One of the notable things about the 2008 Mobile World Congress was the major splash made by Wimax, a technology that the GSM Association has denounced as a niche technology with virtually no future as the world's cellcos inevitably evolve to LTE. Yet there was the Wimax Forum promoting over 40 stands worth of real equipment and boasting over 200 commercial deployments.
Almost as if by response, the 2009 MWC was all about LTE. Numerous heavy-hitters showcased LTE gear in action during the event, with LTE base stations running live video and other bandwidth-heavy apps. Motorola executives drove a van around Placa Espanya running LTE between the van and its booth via two eNode Bs running raw 8-Mbps MPEG-4 video with no buffering or FEC of any kind. The demo went off without a hitch - the handover from one Node B to another produced a bit of picture breakup, but given this was unbuffered video sharing a link with two laptops running YouTube videos, it wasn't bad.
Real-world conditions, of course, won't be nearly as accommodating, but new results released that week from the LTE/SAE Test Initiative (LSTI), which puts an emphasis on real-world conditions in its testing, were encouraging. The LSTI wrapped up its proof-of-concept phase earlier this year, and all up, LTE is essentially living up to the 3GPP's performance benchmarks for downlink/uplink throughput performance and latency.
Put another way, LTE works. It hasn't been vetted for interoperability yet - that's next on the LSTI's docket -but it works.
That was this year's LTE message. It works as advertised, and it's coming sooner than you thought. This year, actually. Various vendors like Ericsson, Motorola, Huawei, ZTE and Alcatel-Lucent intend to have LTE gear commercially available in the second half of this year. And according to Pyramid Research, a dozen operators are committed to launching commercial LTE services sometime next year, including NTT DoCoMo, TeliaSonera and Verizon. Another 15 operators plan to roll out LTE in 2011-2012.
That would seem to be grim news for Wimax, whose chief selling point has been that LTE is years away from commercial reality and thanks to the rise of smartphones and dongles, demand for "real" mobile Internet needs to be met now. The spectre of LTE just around the corner makes that pitch a little harder to sell.
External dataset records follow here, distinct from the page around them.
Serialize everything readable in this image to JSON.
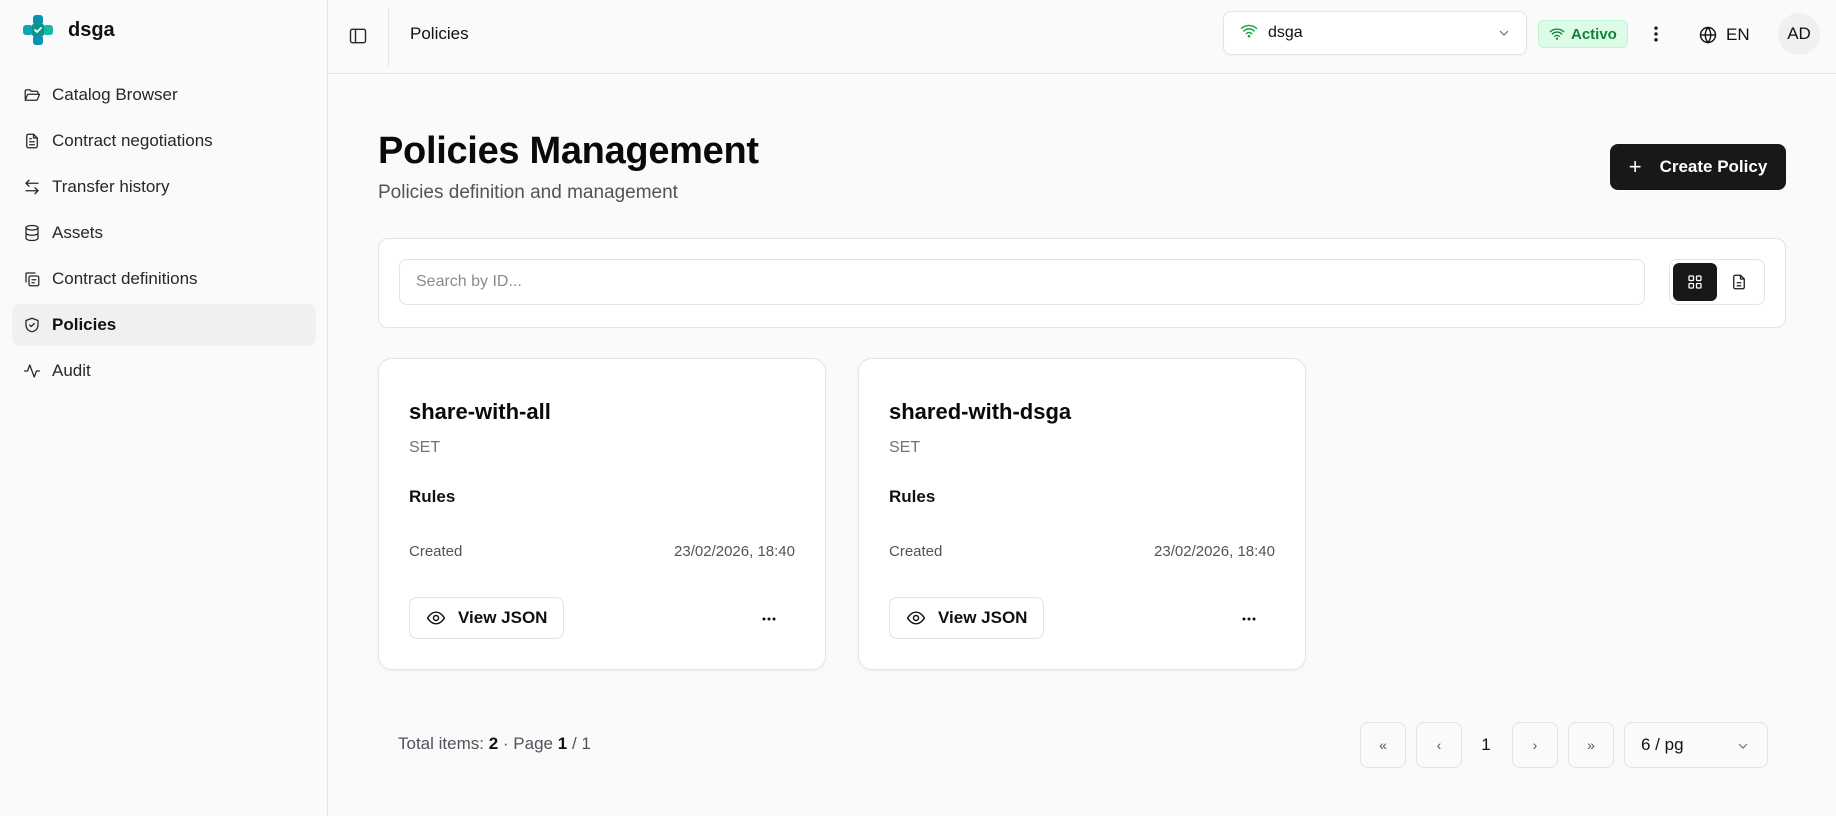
{
  "app": {
    "name": "dsga",
    "accent_color": "#18181b",
    "logo_colors": [
      "#0ea5b7",
      "#14b8a6"
    ]
  },
  "sidebar": {
    "items": [
      {
        "label": "Catalog Browser",
        "icon": "folder-open-icon",
        "active": false
      },
      {
        "label": "Contract negotiations",
        "icon": "document-icon",
        "active": false
      },
      {
        "label": "Transfer history",
        "icon": "arrows-left-right-icon",
        "active": false
      },
      {
        "label": "Assets",
        "icon": "database-icon",
        "active": false
      },
      {
        "label": "Contract definitions",
        "icon": "copy-contract-icon",
        "active": false
      },
      {
        "label": "Policies",
        "icon": "shield-check-icon",
        "active": true
      },
      {
        "label": "Audit",
        "icon": "activity-icon",
        "active": false
      }
    ]
  },
  "topbar": {
    "title": "Policies",
    "connector": {
      "value": "dsga",
      "icon": "wifi-icon"
    },
    "status": {
      "label": "Activo",
      "color": "#15803d"
    },
    "language": "EN",
    "avatar": "AD"
  },
  "page": {
    "title": "Policies Management",
    "subtitle": "Policies definition and management",
    "create_button": "Create Policy"
  },
  "search": {
    "placeholder": "Search by ID...",
    "value": "",
    "view_mode": "grid"
  },
  "cards": [
    {
      "title": "share-with-all",
      "type": "SET",
      "rules_label": "Rules",
      "created_label": "Created",
      "created_value": "23/02/2026, 18:40",
      "json_button": "View JSON"
    },
    {
      "title": "shared-with-dsga",
      "type": "SET",
      "rules_label": "Rules",
      "created_label": "Created",
      "created_value": "23/02/2026, 18:40",
      "json_button": "View JSON"
    }
  ],
  "pagination": {
    "total_label": "Total items:",
    "total": "2",
    "page_label": "· Page",
    "current": "1",
    "separator": "/ 1",
    "first": "«",
    "prev": "‹",
    "page_number": "1",
    "next": "›",
    "last": "»",
    "page_size": "6 / pg"
  }
}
On the other hand, that presumes the market will only accept one or the other, not both. And the market has already accepted Wimax to some degree. The Wimax Forum says the technology had racked up deployments in almost 140 countries (albeit not all of them fully commercial and many of them as wireless DSL rather than fully mobile offerings) as of April this year. Asia has already seen high-profile launches in Malaysia and Taiwan, and will see another in July this year when UQ Communications - a consortium that includes EV-DO operator KDDI - launches commercial service in Japan, where LTE is expected to go live next year.
Moreover, some doubts remain over just how much of a head start Wimax will ultimately have over LTE - and how much of a difference it will make in any case.